The evening, which will focus on the theme of children and families, will also feature a speech from Bill Clinton, who has engaged in heated interactions with Black Lives Matter activists critical of the tough-on-crime policies that led to rapid prison growth, lengthened prison sentences, and intensified the war on drugs during his presidency. Hillary Clinton’s words of support for many of those policies, particularly her controversial “superpredators” comment, has landed her in hot water with activists who argue that she had a hand in creating the problems affecting communities of color today. The potential for tension between these speeches, and the philosophies behind them, could undermine Democrats’ efforts to achieve greater unity on Tuesday after a contentious start to the convention.

Tuesday night is expected to present a significant contrast with last week’s Republican convention, where a number of speakers, particularly Milwaukee sheriff and frequent Black Lives Matter critic David Clarke, had harsh words for racial justice activists. As he accepted the Republican nomination last Thursday, Donald Trump called for the restoration of a tough-on-crime approach to law enforcement, saying that “decades of progress made in bringing down crime are now being reversed,” a claim that seemed to misconstrue a steady decline in crime rates nationwide.
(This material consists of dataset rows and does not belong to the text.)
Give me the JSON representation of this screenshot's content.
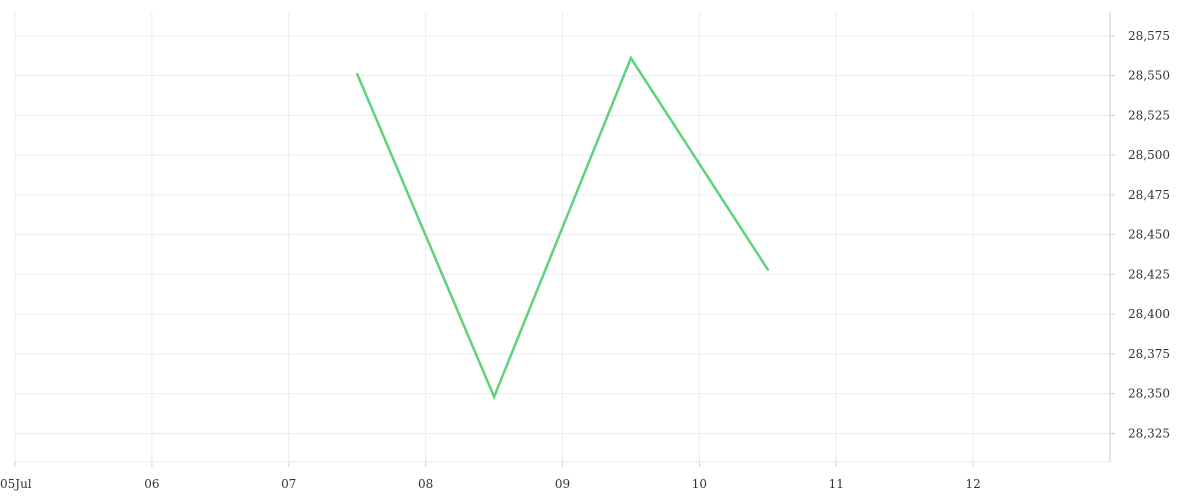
{
  "chart_data": {
    "type": "line",
    "title": "",
    "xlabel": "",
    "ylabel": "",
    "x_ticks": [
      {
        "label": "05Jul",
        "value": "2024-07-05"
      },
      {
        "label": "06",
        "value": "2024-07-06"
      },
      {
        "label": "07",
        "value": "2024-07-07"
      },
      {
        "label": "08",
        "value": "2024-07-08"
      },
      {
        "label": "09",
        "value": "2024-07-09"
      },
      {
        "label": "10",
        "value": "2024-07-10"
      },
      {
        "label": "11",
        "value": "2024-07-11"
      },
      {
        "label": "12",
        "value": "2024-07-12"
      }
    ],
    "xlim": [
      "2024-07-05",
      "2024-07-13"
    ],
    "y_ticks": [
      28325,
      28350,
      28375,
      28400,
      28425,
      28450,
      28475,
      28500,
      28525,
      28550,
      28575
    ],
    "ylim": [
      28307,
      28590
    ],
    "y_axis_position": "right",
    "grid": true,
    "legend": "none",
    "series": [
      {
        "color": "#5dd37c",
        "points": [
          {
            "x": "2024-07-07T12:00",
            "y": 28551
          },
          {
            "x": "2024-07-08T12:00",
            "y": 28348
          },
          {
            "x": "2024-07-09T12:00",
            "y": 28561
          },
          {
            "x": "2024-07-10T12:00",
            "y": 28428
          }
        ]
      }
    ]
  }
}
In a Tuesday morning interview with Good Morning America, the Mothers of the Movement said that they want to use their appearance at the DNC to address tensions over matters of race and policing that have intensified after the recent deaths of Philando Castile in Minneapolis and Alton Sterling in Baton Rouge during encounters with police officers, and the killing of police officers in Dallas and Baton Rouge in recent weeks. The women said they hope to use their stories to show how improvements in policing and a reduction in gun violence will be beneficial to both communities of color and the officers who serve them.

Last week, the Philadelphia Fraternal Order of Police slammed the DNC for failing to give the families of recently slain officers speaking time at the convention. “The Fraternal Order of Police is insulted and will not soon forget that the Democratic Party and Hillary Clinton are excluding the widows, and other family members of Police Officers killed in the line of duty who were victims of explicit, and not implied racism, and ‘being on duty in blue,'” union president John McNesby said in a statement. “It is sad that to win an election Mrs. Clinton must pander to the interests of people who do not know all the facts.”

The union later clarified that it was not upset at the speaking time given to the mothers but believed that those watching the convention “need to hear the impact of all and everyone that’s been victimized by crime.”

In response to the criticism, the Clinton campaign noted that law enforcement officers will speak at the convention. Joe Sweeney, a 9/11 first responder and former detective with the New York Police Department, will address the convention on Tuesday. Charles Ramsey, the former commissioner of the Philadelphia Police Department, will speak Wednesday.